Hal böyle iken konu ile ilgili olarak HDP cephesi hala sessiz. Peki, ama HDP neden sessizlik içinde? Oysa HDP sessiz olmamalı, çünkü böyle bir çalışma varsa veya yoksa HDP tarafı açıklama yapmak durumundadır. HDP’nin böyle bir çalışma ile ilgili açıklama yapmaması ne anlama geliyor? Eğer böyle bir çalışma yapılmışsa birilerini mi koruyor yoksa tartışmanın gidişatına göre bir tutum belirleme içine mi girmiş durumda?

Şu sürece bakın, ben de Sayın Kılıçdaroğlu gibi hayretle izliyorum.
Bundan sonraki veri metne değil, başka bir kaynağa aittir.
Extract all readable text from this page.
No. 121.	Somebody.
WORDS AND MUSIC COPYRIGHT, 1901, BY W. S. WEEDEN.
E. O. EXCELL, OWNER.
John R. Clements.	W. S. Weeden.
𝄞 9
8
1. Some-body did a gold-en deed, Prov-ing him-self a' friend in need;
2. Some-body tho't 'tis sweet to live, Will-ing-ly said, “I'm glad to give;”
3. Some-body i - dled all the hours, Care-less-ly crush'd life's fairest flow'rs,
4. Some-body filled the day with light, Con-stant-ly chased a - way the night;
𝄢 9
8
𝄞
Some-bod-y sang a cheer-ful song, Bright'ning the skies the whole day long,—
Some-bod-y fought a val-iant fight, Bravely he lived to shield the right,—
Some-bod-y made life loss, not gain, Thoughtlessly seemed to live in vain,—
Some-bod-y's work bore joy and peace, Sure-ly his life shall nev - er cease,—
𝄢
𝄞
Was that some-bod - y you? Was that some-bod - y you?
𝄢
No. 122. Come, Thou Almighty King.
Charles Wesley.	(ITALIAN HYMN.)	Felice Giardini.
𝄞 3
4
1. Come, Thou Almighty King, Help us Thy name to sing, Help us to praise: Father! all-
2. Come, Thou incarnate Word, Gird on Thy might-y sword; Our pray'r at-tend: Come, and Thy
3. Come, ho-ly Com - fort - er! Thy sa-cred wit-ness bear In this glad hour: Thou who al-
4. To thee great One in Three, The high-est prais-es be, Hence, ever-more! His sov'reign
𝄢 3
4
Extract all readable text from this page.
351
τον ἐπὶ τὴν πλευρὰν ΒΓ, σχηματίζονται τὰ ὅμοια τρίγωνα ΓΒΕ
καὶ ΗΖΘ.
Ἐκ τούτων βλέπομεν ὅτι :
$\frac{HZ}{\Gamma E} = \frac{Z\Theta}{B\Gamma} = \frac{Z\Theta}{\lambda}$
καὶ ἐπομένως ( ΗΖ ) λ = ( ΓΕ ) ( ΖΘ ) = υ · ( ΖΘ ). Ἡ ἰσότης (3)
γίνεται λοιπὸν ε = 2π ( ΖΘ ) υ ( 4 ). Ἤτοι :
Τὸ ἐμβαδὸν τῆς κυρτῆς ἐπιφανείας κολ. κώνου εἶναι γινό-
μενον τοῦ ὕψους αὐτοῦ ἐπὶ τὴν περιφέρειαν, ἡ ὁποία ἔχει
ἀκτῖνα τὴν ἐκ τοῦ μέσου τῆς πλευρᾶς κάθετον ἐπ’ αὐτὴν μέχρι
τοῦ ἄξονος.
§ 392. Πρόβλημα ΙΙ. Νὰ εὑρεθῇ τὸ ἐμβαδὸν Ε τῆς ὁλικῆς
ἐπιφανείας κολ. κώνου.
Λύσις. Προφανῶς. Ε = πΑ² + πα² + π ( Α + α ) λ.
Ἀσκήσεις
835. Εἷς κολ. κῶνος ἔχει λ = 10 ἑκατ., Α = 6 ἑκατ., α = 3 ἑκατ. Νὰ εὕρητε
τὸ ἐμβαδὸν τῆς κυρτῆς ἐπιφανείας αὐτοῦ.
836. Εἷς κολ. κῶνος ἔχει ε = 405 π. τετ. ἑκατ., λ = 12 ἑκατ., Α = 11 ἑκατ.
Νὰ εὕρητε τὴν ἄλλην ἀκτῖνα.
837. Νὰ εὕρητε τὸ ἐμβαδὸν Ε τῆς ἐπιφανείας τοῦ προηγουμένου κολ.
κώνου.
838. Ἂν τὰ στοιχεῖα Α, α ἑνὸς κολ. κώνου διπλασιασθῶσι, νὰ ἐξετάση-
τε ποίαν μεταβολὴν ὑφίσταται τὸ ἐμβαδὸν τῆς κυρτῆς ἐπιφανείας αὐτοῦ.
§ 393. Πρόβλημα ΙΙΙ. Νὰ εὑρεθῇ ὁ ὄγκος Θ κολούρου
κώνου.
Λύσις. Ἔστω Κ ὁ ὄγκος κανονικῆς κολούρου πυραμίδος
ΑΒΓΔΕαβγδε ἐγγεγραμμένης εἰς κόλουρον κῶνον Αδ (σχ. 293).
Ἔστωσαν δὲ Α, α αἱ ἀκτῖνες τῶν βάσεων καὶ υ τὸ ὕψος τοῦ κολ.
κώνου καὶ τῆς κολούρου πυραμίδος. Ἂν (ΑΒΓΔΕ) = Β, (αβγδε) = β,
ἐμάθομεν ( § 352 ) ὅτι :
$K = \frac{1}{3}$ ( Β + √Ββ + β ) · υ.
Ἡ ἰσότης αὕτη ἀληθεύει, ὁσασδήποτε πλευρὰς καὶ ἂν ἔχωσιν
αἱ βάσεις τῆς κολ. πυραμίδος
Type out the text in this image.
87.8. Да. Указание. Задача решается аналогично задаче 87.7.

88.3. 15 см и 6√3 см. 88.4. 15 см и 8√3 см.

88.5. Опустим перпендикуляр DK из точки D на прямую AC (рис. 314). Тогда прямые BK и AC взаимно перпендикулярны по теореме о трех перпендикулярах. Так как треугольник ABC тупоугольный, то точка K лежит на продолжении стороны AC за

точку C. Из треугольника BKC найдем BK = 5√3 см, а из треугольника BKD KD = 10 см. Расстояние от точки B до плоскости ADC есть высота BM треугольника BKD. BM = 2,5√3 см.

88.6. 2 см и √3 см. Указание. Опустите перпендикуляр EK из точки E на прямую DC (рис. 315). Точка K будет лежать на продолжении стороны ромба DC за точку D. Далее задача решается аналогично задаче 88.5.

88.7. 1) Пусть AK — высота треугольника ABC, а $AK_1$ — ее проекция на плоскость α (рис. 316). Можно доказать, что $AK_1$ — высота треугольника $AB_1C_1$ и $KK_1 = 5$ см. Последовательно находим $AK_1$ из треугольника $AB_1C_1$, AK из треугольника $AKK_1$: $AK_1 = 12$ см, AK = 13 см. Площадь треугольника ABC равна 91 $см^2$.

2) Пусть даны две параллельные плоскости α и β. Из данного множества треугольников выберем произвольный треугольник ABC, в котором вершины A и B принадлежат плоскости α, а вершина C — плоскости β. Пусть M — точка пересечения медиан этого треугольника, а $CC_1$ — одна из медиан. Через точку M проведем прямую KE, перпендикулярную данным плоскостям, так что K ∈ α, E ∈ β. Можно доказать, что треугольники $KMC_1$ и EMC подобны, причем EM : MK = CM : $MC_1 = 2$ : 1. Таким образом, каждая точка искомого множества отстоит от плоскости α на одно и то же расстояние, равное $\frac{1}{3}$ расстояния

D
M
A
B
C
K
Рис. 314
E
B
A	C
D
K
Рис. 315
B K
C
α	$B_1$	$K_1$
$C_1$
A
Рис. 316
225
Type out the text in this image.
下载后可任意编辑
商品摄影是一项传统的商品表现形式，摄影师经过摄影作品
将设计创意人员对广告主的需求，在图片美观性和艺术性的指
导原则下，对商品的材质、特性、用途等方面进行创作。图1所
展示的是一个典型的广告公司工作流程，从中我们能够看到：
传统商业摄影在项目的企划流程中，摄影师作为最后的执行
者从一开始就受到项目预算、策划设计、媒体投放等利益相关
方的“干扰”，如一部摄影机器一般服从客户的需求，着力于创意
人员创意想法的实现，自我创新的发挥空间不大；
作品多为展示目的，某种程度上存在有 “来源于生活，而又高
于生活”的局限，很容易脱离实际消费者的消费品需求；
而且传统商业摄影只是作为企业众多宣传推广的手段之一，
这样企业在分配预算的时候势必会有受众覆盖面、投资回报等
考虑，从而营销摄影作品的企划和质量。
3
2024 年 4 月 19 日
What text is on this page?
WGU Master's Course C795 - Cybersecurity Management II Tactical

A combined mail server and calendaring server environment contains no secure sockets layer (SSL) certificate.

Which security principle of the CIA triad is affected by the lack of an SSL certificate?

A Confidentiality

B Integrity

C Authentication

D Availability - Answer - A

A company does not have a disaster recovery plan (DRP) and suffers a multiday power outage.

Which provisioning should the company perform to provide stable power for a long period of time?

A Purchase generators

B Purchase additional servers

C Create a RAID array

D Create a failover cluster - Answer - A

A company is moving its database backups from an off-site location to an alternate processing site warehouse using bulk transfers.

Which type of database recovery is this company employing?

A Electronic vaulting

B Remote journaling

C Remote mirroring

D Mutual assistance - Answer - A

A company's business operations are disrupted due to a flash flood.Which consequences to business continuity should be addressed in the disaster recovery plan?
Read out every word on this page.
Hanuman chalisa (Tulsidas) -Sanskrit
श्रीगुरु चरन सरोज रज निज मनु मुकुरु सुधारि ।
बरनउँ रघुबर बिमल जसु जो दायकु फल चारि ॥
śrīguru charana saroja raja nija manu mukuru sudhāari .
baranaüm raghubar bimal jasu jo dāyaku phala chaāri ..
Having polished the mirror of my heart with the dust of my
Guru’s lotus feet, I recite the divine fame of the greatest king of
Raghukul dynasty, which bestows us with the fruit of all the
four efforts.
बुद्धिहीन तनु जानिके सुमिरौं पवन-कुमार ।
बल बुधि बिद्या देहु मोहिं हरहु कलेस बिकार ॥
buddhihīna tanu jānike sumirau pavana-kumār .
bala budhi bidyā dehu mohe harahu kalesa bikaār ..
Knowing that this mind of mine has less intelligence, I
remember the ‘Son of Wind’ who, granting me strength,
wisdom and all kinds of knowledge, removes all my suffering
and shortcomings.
HDP ile çalışma içerisinde olma neden herkesi, her genel başkanı “yalanlama” noktasına getirmiş durumda? Bu gibi işlerde HDP, Millet İttifakı’nın bütün liderleri tarafından reddedilmektedir.  Son yerel seçimlerde de HDP hiçbir zaman resmi ve yasal bileşenden sayılmadı. Ama oy vermeye gelince “HDP, yasal bir partidir, iktidar onu kriminalize etmeye çalışmaktadır” deniyor. Yüzde 13 civarında oy alan bir bileşene bu kadar ancak sahip çıkılıyor. O halde şu soruyu sormak gerekiyor:

İddia edildiği gibi yeni bir anayasa çalışmalarına HDP ile birlikte girilmişse, demek ki bir sıkıntı yokmuş ve yasal partiymiş. O halde konu diğer bileşenlerin üst düzey ağızları tarafından neden özellikle “yalanlama” ve “reddetme” inkar edilmektedir?

Öyle anlaşılıyor ki Millet İttifakı’nın yasal bileşenleri olan CHP, İYİ Parti ve Saadet Partisi, “yasal” olan HDP’yi kullanmaktadır. Durum böyle ise HDP, bu bileşenleri kullanıyor mu veya kullanabiliyor mu?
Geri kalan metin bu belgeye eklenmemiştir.